By John Galt
July 10, 2011
About 3 hours ago, before midnight Eastern Time, the following headline from Xinhua, the Chinese news agency, hit the wires:
China’s H1 trade surplus down 18.2 pct
The reason this story is important is that it clearly does provide a glimpse into the support the Chinese are providing for commodity markets around the world. A month ago in these pages yours truly warned of this with flooding in southeast China and droughts through many of the agriculturally important areas of the country. Fast forward to Friday’s story in the Wall Street Journal titled China’s Hunger for Corn Turns Market on Ear, and the support for agricultural commodities, copper, gold, silver, and selected base metals, especially tin, and the logic is inescapable; the world is on the precipice of a commodity war.
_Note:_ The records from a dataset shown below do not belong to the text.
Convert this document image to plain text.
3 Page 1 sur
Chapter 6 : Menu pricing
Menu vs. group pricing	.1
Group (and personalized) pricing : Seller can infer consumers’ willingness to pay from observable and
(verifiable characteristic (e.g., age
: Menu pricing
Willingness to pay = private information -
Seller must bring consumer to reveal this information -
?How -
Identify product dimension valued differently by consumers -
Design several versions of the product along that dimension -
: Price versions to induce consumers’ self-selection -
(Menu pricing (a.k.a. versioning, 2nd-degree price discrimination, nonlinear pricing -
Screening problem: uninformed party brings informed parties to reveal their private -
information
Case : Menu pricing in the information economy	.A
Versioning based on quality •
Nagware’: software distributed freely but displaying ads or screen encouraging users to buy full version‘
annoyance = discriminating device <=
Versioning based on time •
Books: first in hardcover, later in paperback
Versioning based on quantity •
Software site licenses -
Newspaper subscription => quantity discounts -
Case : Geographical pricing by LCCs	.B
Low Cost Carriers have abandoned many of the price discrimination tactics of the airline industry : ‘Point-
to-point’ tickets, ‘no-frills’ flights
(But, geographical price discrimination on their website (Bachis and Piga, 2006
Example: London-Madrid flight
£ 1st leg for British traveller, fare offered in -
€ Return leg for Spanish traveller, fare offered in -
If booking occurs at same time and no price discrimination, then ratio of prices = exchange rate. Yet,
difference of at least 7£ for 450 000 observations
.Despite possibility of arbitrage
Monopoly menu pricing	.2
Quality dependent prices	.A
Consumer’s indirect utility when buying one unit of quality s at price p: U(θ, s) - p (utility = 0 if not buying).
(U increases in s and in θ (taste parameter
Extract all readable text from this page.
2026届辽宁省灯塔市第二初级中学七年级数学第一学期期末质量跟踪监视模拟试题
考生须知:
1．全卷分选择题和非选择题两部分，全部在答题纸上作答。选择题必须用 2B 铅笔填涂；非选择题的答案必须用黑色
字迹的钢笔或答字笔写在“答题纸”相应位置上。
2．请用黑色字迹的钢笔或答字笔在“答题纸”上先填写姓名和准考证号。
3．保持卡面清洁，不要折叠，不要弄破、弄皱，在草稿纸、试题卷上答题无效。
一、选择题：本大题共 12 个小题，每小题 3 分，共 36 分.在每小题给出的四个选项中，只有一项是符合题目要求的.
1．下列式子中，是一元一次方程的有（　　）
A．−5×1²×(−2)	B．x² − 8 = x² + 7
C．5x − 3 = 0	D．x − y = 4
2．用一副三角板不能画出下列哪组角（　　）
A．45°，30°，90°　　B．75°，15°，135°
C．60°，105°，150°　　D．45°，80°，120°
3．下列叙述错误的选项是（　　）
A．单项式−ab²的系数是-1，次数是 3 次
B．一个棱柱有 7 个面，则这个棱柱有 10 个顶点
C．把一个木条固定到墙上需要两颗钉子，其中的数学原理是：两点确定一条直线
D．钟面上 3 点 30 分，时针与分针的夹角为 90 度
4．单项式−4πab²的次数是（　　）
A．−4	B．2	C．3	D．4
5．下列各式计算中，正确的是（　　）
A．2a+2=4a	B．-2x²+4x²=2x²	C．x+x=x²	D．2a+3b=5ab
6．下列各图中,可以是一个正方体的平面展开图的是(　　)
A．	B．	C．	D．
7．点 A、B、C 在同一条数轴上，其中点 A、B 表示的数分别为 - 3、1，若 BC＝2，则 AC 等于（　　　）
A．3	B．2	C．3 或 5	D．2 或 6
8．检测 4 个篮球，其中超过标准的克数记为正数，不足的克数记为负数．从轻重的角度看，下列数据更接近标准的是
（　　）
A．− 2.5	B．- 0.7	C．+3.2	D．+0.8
The reduction in Chinese purchases of long dated U.S. Treasuries was the first hint that the program of repatriating their dollar dominated reserves was about to shift. The creation of their own strategic oil reserve much larger than the American version along with a dedication by the central bank in China to increase its gold reserves added more fuel to the fire. The change in domestic climate and the unwillingness of the U.S. government to show any substantive support for the currency simply provided an out for the Chinese to buy, store, and use more overseas commodities while their nation continues the process of modernizing.
Expect shortages and higher prices in this country soon as we are the designers of our own demise as long as we remain married to a fiat currency system.